# Favorite Vonnegut Quotes



## Siglark (Apr 14, 2007)

In honor of his passing.

My favorite is, "Why were so many Americans treated by thir government as though their lives were as disposable as paper facial tissues?"


----------



## strangedaze (Apr 15, 2007)

so it goes.


----------



## TinyMachines (Apr 15, 2007)

life is no way to treat an animal.


----------



## Mike C (Apr 15, 2007)

Go take a flying fuck. Go take a flying fuck at the moooooooon!


----------



## Siglark (Apr 15, 2007)

Here's another good one:


> Here is a lesson in creative writing. First rule: Do not use semicolons. They are transvestite hermaphrodites representing absolutely nothing. All they do is show you've been to college.

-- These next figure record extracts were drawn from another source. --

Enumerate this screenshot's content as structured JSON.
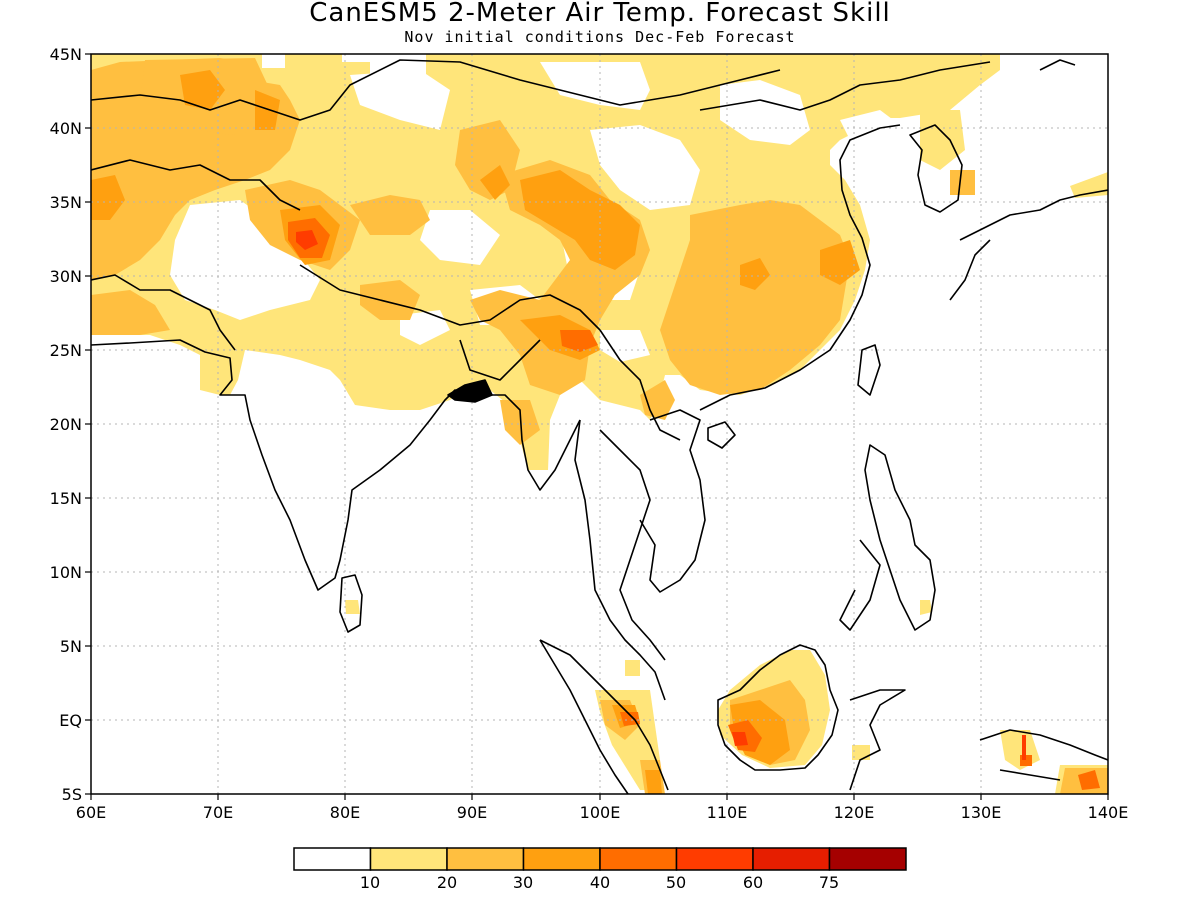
{
  "title": "CanESM5 2-Meter Air Temp. Forecast Skill",
  "subtitle": "Nov initial conditions  Dec-Feb Forecast",
  "map": {
    "lon_range": [
      60,
      140
    ],
    "lat_range": [
      -5,
      45
    ],
    "x_ticks": [
      "60E",
      "70E",
      "80E",
      "90E",
      "100E",
      "110E",
      "120E",
      "130E",
      "140E"
    ],
    "y_ticks": [
      "5S",
      "EQ",
      "5N",
      "10N",
      "15N",
      "20N",
      "25N",
      "30N",
      "35N",
      "40N",
      "45N"
    ],
    "gridlines": "dotted"
  },
  "colorbar": {
    "labels": [
      "10",
      "20",
      "30",
      "40",
      "50",
      "60",
      "75"
    ],
    "colors": [
      "#ffffff",
      "#ffe57a",
      "#ffbf40",
      "#ffa010",
      "#ff6d00",
      "#ff3c00",
      "#e61e00",
      "#a50000"
    ]
  }
}
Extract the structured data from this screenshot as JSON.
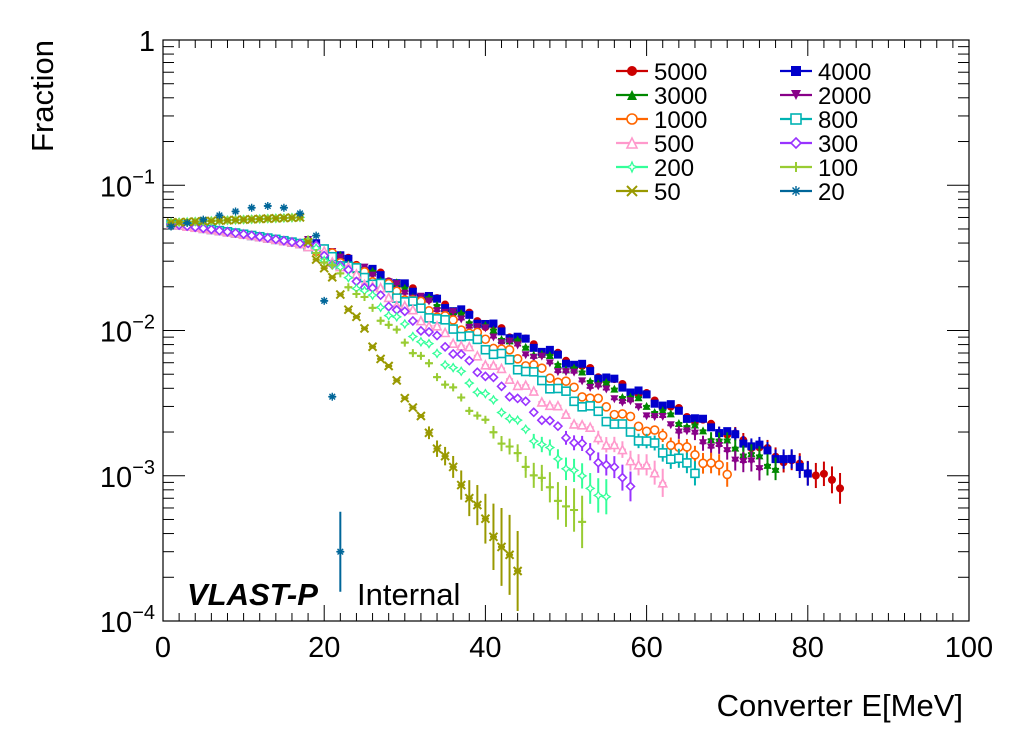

He was a man of strong opinions


----------



## Mike C (Apr 16, 2007)

I like that one.


----------



## Itsaboysname (Apr 17, 2007)

All persons, living or dead, are purely coincidental.


----------



## still_flying (Apr 18, 2007)

True terror is to wake up one morning and discovering that your high school class is running the country.


----------



## salad days (Apr 19, 2007)

Life is no way to treat an animal.


----------



## raymondstary (Apr 26, 2007)

I won't look up the exact quote, but he said that even the most horrible things done by humans are done innocently. That's a beautiful and terrible idea, don't you think?


----------